In Deutschland, so zeigen momentan immer neue Umfragen, wünschen sich leider zunehmend mehr Menschen, dass es jedenfalls keine Demokratie mehr sein sollte. Man wünscht sich einen starken Führer. Eine Autokratie. Mindestens. Und ich lasse hier mal die weibliche Form für den Führer weg, denn ich glaube nicht, dass diese Leute sich eine Frau an der Spitze wünschen. Wenn ich mir ansehe, was bei den anstehenden Landtagswahlen in ein paar Monaten droht, bekomme ich tatsächlich Beklemmungen. Können Menschen denn wirklich so irre sein? Es scheint so? Was ist denn da falsch gelaufen?

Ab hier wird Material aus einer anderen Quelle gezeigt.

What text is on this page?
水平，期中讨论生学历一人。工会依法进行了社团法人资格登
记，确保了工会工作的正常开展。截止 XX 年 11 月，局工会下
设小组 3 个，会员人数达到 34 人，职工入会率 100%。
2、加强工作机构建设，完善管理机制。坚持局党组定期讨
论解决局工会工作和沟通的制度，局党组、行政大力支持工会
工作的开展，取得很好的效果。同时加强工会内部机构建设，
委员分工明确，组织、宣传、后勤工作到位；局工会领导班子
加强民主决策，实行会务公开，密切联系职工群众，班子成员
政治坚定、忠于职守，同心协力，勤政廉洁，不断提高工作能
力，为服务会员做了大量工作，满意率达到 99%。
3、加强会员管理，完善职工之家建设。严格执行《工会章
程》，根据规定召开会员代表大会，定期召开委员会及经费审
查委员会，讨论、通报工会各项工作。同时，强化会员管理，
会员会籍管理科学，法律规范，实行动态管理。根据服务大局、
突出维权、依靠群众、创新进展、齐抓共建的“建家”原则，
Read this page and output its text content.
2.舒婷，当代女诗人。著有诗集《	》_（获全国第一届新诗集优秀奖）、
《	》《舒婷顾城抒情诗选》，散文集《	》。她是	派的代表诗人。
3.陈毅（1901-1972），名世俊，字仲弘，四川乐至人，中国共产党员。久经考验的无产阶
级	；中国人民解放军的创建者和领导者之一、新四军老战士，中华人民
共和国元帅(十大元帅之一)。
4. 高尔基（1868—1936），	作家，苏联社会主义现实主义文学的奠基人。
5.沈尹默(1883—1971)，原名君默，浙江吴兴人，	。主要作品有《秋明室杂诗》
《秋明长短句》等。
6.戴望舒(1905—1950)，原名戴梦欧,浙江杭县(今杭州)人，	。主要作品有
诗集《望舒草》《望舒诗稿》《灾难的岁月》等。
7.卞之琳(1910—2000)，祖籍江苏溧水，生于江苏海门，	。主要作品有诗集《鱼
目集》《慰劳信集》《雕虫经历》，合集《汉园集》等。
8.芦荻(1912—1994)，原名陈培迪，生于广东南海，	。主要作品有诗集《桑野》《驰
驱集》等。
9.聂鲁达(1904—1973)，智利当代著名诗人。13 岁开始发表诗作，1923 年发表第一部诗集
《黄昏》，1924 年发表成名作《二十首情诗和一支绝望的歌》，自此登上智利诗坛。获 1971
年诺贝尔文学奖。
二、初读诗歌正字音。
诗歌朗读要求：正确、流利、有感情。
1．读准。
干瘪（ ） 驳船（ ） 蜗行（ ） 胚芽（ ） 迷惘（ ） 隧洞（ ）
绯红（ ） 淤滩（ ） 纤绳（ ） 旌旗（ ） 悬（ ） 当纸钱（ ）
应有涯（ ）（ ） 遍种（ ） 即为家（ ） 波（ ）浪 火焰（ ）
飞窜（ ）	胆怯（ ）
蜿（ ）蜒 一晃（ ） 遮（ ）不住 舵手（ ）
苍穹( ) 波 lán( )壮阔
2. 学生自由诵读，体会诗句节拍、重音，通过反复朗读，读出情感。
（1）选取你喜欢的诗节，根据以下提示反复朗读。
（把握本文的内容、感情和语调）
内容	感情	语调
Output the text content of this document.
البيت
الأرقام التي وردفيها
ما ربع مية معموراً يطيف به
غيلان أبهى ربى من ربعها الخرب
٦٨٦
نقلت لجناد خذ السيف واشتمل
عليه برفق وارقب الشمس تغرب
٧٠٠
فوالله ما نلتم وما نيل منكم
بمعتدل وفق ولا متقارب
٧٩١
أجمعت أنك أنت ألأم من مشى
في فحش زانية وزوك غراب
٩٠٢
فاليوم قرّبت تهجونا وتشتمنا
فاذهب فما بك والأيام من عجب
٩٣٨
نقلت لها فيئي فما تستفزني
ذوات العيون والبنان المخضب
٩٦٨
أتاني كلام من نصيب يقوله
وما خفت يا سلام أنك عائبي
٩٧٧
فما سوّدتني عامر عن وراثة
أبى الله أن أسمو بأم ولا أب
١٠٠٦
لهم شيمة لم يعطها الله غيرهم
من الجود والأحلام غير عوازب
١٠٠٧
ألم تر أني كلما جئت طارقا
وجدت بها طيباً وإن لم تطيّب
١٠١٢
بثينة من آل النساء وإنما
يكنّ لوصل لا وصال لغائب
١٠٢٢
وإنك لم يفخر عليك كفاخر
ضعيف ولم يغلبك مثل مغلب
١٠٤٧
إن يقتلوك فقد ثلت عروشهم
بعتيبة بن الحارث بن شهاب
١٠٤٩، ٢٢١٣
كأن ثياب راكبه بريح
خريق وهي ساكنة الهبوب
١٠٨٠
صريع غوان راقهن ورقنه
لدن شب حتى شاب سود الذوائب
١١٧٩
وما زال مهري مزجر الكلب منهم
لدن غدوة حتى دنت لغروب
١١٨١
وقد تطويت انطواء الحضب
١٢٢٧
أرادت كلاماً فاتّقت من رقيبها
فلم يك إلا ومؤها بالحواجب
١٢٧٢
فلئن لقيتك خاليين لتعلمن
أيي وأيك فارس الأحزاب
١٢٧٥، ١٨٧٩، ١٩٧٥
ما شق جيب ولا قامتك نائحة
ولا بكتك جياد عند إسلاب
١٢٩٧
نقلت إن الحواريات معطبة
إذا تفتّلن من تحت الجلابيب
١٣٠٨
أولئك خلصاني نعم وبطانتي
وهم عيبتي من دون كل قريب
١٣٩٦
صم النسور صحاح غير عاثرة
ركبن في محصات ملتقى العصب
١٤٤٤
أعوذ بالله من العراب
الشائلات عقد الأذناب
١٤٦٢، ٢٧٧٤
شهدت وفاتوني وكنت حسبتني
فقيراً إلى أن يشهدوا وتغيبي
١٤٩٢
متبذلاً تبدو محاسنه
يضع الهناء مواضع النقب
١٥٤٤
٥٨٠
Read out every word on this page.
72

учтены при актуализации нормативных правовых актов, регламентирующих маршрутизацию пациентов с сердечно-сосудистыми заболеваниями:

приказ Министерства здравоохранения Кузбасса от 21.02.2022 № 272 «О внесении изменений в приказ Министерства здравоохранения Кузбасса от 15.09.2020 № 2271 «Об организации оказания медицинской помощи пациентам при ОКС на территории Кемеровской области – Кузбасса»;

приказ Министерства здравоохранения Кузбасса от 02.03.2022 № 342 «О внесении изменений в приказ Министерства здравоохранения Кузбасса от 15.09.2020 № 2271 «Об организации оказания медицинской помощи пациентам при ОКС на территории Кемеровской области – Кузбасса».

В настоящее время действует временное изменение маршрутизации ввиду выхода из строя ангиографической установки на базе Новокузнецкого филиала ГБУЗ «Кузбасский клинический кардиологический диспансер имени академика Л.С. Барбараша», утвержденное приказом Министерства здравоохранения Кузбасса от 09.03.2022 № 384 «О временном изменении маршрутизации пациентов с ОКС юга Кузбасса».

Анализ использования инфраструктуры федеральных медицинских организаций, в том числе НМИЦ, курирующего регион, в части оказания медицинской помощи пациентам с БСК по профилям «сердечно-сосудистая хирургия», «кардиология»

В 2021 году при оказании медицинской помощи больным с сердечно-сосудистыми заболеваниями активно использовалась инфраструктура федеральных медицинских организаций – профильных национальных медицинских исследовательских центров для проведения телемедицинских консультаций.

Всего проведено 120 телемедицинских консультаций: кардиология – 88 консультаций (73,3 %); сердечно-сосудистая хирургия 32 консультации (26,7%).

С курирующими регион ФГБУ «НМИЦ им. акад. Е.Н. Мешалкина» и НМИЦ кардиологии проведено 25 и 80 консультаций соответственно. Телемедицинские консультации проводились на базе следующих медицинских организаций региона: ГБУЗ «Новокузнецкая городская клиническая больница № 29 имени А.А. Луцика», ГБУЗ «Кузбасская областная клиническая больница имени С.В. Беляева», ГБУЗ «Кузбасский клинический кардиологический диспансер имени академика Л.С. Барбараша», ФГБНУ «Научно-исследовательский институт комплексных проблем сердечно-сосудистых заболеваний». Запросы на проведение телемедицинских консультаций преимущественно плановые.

Ich rätsele genauso wie viele andere. Klar, man kann vielleicht ein paar Gründe finden, die Überforderung durch all die Krisen und Konflikte, diese diffuse Bedrohung, auch durch den Klimawandel, die Angst macht, die Ebbe im Portemonnaie, dieses Gefühl, abgehängt zu sein und nicht das zu bekommen, was einem zusteht („während die Flüchtlinge alles hinterhergeschmissen bekommen“). Aber wählt man deswegen eine Partei, die für noch viel mehr Abgehängte sorgen würde? Man kann im Parteiprogramm der AfD nachlesen, was sie für die weniger gut ausgestatteten Menschen in Deutschland im Köcher hat: Gar nichts. Eher im Gegenteil.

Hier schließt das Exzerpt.